A: That’s pretty easy. The answer is that we made capitalism our religion. So when you listen to music, it’s an entirely different inherent value system. We’re perpetually forgetting the difference between art and entertainment. At the turn of the century, a lot of people were moved towards music as a gospel form. And you can still see that if you watch amazing hip-hop drummers — it’s probably because they were often trained as gospel drummers, and that style is super-complex and subtle and very developed. It’s not lost, but it’s consciously forgotten.

It’s not like we hear devotional music from different parts of the world and are like, “Hey! Let’s go make a song!”

Changing the subject a bit, many Sleep fans were foaming at the mouth for a reunion, and we got one. But is there going to be any new Sleep material, or are you going to stick with touring? Any new Grails material, Emil?

C: Well, our main priority as Om is to really spend a lot of time supporting the record. We put more time into this record than we’ve done, and we feel that it came out really accurately with regards to our initial vision. So we want to support that. That’s the main thing for me.
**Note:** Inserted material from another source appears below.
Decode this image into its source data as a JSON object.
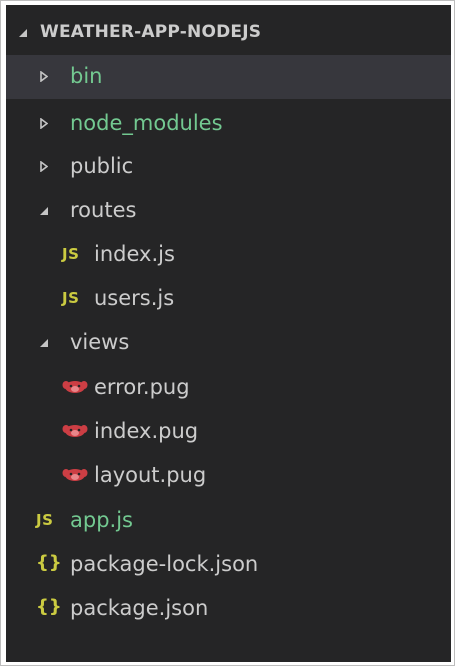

Sleep is just a really fun band to play in now. One of the pains Matt [Pike] and I had in the past from labels and stuff healed through being able to play music together again. And that’s a terrific reward, to not have those terrible pains when I hear the record. Now, when I hear Dopesmoker, it sounds like a band or a song. It doesn’t cause pain. We had a fun time jamming, Jason, Matt and Me, and whenever musicians do, songs are written and collections are put together on albums. But I don’t know. All I know is it’s fun, and we’re happy.

What about you, Emil? Any new work you’d like our readers to know about?

A: I have four bands [Om, Grails, Lilacs &Champagne, Holy Sons]. In the beginning of the year, I put out Lilacs and Champagne with Mexican Summer, and I’ve been working a lot on another record and maybe an EP, and maybe touring with that. And I have a solo project. Over the course of all of our projects, just the amounts of mail and trying to plan things… That’s why, like Al said, we just try to take one step at a time. We have a lot of work to do with Om… so it becomes close to impossible to say what you’re going to do next, because it’s so complicated to work that out with the labels. But yeah — there’s a Holy Sons record coming out at the end of the year, I did a single with Scout Niblett that’s coming out on Drag City. I’m always working on something. It just depends on which day of the week it is.

What can we expect from your fall tour?

C: We talked about setting up some special concerts in New York and San Francisco with all the musicians who played on the record. In terms of that being possible nationwide or internationally, I don’t think it’s possible, but we’ve come up with a set that represents the entire new album.

A: Rob Lowe from Lichens, a lot of the string parts he can cover on the mellotron live. We’ve been playing as a three-piece on and off for several years.